Given a string s and a dictionary of words dict, determine if s can be segmented into a space-separated sequence of one or more dictionary words.

For example, given

s = "leetcode",

dict = ["leet", "code"].

Return true because "leetcode" can be segmented as "leet code".

public class Solution {
    public boolean wordBreak(String s, Set<String> dict) {
        if(s == null || dict == null) return false;
        boolean[] canSeg = new boolean[s.length()+1];
        // this is used when determine a whole word can be segmented or not
        canSeg[0] = true; 
        for(int i = 1; i <= s.length(); i++)
            for(int k = 0; k < i; k++)
                // if the whole word cannot be found in the dictionary, we can determine whether
                // all divided parts cannot be found in the dictionary.
                if(canSeg[k] && dict.contains(s.substring(k, i))) canSeg[i] = true;
        return canSeg[s.length()];
    }
}

上一个版本在面试讲解思路的时候，其实是非常麻烦的，下面这种方法使用的canSeg的长度是和s一样的，讲解思路的时候更容易，但是code稍微多一些。
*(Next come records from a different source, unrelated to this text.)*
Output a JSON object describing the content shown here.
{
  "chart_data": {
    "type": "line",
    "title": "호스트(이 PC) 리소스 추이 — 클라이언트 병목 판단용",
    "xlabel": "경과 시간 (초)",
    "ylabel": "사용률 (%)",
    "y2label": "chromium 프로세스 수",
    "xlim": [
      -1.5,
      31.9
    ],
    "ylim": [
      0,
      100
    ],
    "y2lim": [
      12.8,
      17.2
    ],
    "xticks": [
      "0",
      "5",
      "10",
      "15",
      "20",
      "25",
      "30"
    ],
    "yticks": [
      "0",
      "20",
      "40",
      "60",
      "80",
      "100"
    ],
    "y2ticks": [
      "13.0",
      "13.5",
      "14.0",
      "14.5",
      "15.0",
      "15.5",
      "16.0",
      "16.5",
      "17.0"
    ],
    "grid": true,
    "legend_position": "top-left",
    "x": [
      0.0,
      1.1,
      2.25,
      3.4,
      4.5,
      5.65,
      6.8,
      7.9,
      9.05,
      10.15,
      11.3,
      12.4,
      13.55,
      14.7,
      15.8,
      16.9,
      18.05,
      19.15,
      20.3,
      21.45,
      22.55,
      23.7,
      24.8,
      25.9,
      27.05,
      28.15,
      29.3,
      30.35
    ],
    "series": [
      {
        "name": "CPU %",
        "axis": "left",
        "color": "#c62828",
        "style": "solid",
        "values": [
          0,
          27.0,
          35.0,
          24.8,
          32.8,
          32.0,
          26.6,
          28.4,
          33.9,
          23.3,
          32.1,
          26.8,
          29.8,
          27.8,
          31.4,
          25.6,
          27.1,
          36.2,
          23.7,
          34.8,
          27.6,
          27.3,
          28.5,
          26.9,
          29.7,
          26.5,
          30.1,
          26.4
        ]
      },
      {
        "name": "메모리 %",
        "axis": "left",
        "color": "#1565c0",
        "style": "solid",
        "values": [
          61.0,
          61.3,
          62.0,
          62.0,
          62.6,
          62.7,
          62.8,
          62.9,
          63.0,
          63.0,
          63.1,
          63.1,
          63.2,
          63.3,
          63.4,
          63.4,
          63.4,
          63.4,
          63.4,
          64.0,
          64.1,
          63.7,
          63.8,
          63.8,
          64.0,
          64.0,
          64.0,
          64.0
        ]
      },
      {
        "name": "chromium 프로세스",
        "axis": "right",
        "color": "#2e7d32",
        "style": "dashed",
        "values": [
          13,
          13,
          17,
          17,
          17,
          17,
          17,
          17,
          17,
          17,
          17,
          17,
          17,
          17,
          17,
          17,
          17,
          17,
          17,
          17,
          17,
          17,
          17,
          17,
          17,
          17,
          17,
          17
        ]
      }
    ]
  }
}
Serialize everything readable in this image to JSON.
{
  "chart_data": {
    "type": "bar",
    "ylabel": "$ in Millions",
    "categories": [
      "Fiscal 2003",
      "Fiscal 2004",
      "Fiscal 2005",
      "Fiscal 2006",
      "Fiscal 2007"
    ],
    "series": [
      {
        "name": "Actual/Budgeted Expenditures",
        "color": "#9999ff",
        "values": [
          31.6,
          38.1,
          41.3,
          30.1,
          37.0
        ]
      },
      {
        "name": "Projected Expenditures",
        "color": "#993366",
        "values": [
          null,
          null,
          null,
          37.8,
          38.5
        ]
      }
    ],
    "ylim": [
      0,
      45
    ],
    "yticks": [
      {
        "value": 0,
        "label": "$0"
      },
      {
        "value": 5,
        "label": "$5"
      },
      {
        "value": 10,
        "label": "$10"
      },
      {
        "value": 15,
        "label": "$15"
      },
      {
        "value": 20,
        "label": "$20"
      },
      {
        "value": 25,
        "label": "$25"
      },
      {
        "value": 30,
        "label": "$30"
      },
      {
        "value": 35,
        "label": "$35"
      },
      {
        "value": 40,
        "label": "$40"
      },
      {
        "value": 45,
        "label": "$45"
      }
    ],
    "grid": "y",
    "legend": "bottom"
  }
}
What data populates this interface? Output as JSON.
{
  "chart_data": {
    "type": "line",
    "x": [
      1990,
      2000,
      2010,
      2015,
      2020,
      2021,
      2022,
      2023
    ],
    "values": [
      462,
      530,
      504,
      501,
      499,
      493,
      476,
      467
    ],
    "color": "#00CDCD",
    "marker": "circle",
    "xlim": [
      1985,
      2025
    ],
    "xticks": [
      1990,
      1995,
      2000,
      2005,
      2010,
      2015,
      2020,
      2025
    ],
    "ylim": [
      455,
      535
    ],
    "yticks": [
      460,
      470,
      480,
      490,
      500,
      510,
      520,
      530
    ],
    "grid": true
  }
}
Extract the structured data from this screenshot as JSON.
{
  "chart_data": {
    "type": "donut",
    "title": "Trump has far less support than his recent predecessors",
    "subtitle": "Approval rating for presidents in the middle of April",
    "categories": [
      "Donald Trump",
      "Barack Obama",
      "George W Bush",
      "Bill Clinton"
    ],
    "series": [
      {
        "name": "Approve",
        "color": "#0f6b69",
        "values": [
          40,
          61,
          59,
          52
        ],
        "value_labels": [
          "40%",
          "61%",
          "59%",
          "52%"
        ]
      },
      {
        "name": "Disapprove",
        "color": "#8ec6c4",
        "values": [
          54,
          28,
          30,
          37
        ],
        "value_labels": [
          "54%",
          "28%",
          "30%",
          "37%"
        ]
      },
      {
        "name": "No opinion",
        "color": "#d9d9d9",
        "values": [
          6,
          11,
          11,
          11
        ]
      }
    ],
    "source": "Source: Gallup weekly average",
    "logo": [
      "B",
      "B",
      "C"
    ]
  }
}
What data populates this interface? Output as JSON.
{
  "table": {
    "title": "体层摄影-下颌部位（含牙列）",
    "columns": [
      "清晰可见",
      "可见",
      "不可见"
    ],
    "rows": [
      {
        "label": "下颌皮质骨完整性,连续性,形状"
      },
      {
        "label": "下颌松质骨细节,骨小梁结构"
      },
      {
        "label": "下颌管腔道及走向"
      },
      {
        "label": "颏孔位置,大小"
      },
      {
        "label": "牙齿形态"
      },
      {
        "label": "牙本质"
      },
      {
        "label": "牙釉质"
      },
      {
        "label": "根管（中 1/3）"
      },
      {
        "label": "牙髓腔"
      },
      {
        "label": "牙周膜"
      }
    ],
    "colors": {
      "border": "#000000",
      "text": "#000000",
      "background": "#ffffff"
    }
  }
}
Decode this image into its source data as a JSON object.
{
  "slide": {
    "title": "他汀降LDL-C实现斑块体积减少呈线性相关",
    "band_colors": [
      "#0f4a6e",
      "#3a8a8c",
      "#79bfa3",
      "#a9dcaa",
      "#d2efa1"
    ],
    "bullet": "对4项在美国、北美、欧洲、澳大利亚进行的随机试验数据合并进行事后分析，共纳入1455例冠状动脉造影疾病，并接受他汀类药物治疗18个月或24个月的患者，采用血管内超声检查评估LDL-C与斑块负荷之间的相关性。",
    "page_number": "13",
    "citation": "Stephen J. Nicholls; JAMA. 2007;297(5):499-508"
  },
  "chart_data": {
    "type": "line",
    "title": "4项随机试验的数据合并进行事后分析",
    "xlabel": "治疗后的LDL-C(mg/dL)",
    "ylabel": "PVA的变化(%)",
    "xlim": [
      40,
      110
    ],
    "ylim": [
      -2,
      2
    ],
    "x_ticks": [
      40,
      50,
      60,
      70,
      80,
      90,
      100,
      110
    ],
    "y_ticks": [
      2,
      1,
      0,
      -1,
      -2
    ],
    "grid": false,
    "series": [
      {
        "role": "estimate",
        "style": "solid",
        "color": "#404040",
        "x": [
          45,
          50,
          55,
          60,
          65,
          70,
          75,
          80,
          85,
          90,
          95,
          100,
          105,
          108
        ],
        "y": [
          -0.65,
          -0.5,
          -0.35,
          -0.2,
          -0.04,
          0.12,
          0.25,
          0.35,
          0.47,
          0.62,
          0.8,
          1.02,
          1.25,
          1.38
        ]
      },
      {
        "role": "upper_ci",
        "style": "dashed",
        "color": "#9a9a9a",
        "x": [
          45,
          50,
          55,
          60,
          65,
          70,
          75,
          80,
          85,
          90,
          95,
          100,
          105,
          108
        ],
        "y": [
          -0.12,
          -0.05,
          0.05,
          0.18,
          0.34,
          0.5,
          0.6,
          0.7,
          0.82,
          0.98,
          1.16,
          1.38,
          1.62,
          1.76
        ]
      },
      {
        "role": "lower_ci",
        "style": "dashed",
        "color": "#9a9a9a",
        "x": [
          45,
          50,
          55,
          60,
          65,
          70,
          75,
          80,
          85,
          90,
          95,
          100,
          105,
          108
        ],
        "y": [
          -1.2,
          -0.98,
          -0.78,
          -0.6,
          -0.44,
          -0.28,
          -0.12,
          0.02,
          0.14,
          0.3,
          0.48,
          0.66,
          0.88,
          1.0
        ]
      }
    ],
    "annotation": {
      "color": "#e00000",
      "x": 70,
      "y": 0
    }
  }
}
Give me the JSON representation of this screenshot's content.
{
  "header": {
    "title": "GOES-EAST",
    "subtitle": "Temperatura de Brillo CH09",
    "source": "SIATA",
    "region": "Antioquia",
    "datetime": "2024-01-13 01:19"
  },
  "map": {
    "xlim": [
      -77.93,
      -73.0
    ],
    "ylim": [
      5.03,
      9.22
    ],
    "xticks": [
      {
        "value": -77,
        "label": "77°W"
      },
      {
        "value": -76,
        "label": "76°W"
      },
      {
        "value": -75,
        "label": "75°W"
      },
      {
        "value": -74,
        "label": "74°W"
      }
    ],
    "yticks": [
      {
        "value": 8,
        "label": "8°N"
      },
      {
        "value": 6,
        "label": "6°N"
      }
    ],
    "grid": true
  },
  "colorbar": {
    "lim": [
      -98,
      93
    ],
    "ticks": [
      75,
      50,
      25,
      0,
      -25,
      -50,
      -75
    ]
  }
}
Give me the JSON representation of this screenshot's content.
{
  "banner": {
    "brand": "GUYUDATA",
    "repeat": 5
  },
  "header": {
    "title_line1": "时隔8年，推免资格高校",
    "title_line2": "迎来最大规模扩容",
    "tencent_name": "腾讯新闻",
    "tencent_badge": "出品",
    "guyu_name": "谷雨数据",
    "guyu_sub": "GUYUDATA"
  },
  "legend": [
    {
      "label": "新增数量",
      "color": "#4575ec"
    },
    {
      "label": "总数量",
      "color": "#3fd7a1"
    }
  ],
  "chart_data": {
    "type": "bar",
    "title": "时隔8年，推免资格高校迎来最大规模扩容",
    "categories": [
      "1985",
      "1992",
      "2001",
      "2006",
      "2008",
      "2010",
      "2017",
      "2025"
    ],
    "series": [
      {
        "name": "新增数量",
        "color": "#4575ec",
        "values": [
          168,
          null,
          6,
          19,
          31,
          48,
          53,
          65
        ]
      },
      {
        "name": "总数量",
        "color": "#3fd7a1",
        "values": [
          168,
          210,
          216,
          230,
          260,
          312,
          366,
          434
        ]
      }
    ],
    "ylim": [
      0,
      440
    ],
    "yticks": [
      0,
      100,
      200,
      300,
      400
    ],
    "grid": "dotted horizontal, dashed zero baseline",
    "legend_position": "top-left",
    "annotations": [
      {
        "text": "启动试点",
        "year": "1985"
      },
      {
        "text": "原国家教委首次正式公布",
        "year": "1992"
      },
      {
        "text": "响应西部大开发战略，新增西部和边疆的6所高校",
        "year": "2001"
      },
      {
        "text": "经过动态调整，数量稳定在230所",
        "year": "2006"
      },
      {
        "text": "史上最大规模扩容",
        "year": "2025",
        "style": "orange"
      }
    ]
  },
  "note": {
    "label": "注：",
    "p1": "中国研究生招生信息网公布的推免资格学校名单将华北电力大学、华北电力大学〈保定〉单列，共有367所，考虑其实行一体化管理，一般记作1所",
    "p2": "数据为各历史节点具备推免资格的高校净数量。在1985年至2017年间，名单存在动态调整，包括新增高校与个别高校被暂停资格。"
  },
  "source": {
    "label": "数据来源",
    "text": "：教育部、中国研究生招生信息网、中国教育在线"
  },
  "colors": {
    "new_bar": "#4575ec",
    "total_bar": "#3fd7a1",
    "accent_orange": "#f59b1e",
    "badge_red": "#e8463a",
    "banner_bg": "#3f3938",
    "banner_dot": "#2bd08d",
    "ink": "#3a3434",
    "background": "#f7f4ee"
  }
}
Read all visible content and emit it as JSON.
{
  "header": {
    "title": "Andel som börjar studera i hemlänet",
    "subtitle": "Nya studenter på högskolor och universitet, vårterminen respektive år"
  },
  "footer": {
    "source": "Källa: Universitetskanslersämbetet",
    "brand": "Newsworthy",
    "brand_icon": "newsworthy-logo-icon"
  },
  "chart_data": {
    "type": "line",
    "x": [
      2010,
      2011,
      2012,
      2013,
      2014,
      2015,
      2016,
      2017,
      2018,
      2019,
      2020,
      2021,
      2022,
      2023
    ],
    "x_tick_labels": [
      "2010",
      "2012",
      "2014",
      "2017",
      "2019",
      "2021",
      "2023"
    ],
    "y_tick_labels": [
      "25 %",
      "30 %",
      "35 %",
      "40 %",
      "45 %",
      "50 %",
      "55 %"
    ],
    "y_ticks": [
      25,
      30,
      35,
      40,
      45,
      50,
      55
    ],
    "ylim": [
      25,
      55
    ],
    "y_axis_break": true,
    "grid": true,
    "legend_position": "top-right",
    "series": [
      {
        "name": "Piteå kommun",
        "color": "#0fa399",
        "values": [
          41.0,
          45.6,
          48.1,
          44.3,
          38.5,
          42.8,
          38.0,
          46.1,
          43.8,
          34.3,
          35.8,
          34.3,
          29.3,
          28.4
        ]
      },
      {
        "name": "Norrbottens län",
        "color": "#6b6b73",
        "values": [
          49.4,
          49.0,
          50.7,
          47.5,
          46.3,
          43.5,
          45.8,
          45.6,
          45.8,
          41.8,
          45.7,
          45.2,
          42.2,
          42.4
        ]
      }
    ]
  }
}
public boolean wordBreak(String s, Set<String> dict) {
      if(s == null || dict == null) return false;
      boolean[] canBreak = new boolean[s.length()];
      // initial case
      if (dict.contains(s.substring(0, 1))) {
          canBreak[0] = true;
      }
      for (int i = 1; i < s.length(); i++) {
          if (dict.contains(s.substring(0, i + 1))) {
              canBreak[i] = true;
          } else {
              for (int j = 1; j <= i; j++) {
                  String sub = s.substring(j, i + 1);
                  if (canBreak[j - 1] && dict.contains(sub)) {
                      canBreak[i] = true;
                      break;
                  }
              }
          }
      }
      return canBreak[canBreak.length - 1];
  }

Word Break II

Given a string s and a dictionary of words dict, add spaces in s to construct a sentence where each word is a valid dictionary word.

Return all such possible sentences.

For example, given
s = "catsanddog",
dict = ["cat", "cats", "and", "sand", "dog"].

A solution is ["cats and dog", "cat sand dog"].

分析：

class Solution {
    public List<String> wordBreak(String s, List<String> wordDict) {
        return dfs(s, new HashSet<String>(wordDict), new HashMap<>());
    }       

    // DFS function returns an array including all substrings derived from s.
    List<String> dfs(String s, Set<String> wordDict, Map<String, List<String>>map) {
        if (map.containsKey(s)) {
            return map.get(s);
        }

        List<String> res = new LinkedList<>();
        
        for (int i = 1; i <= s.length(); i++) {
            String word = s.substring(0, i);
            if (wordDict.contains(word)) {
                if (i == s.length()) {
                    res.add(word);
                } else {
                    List<String> sublist = dfs(s.substring(i), wordDict, map);
                    for (String sub : sublist) {
                        res.add(word + " " + sub);
                    }
                }
            }
        }       
        map.put(s, res);
        return res;
    }
}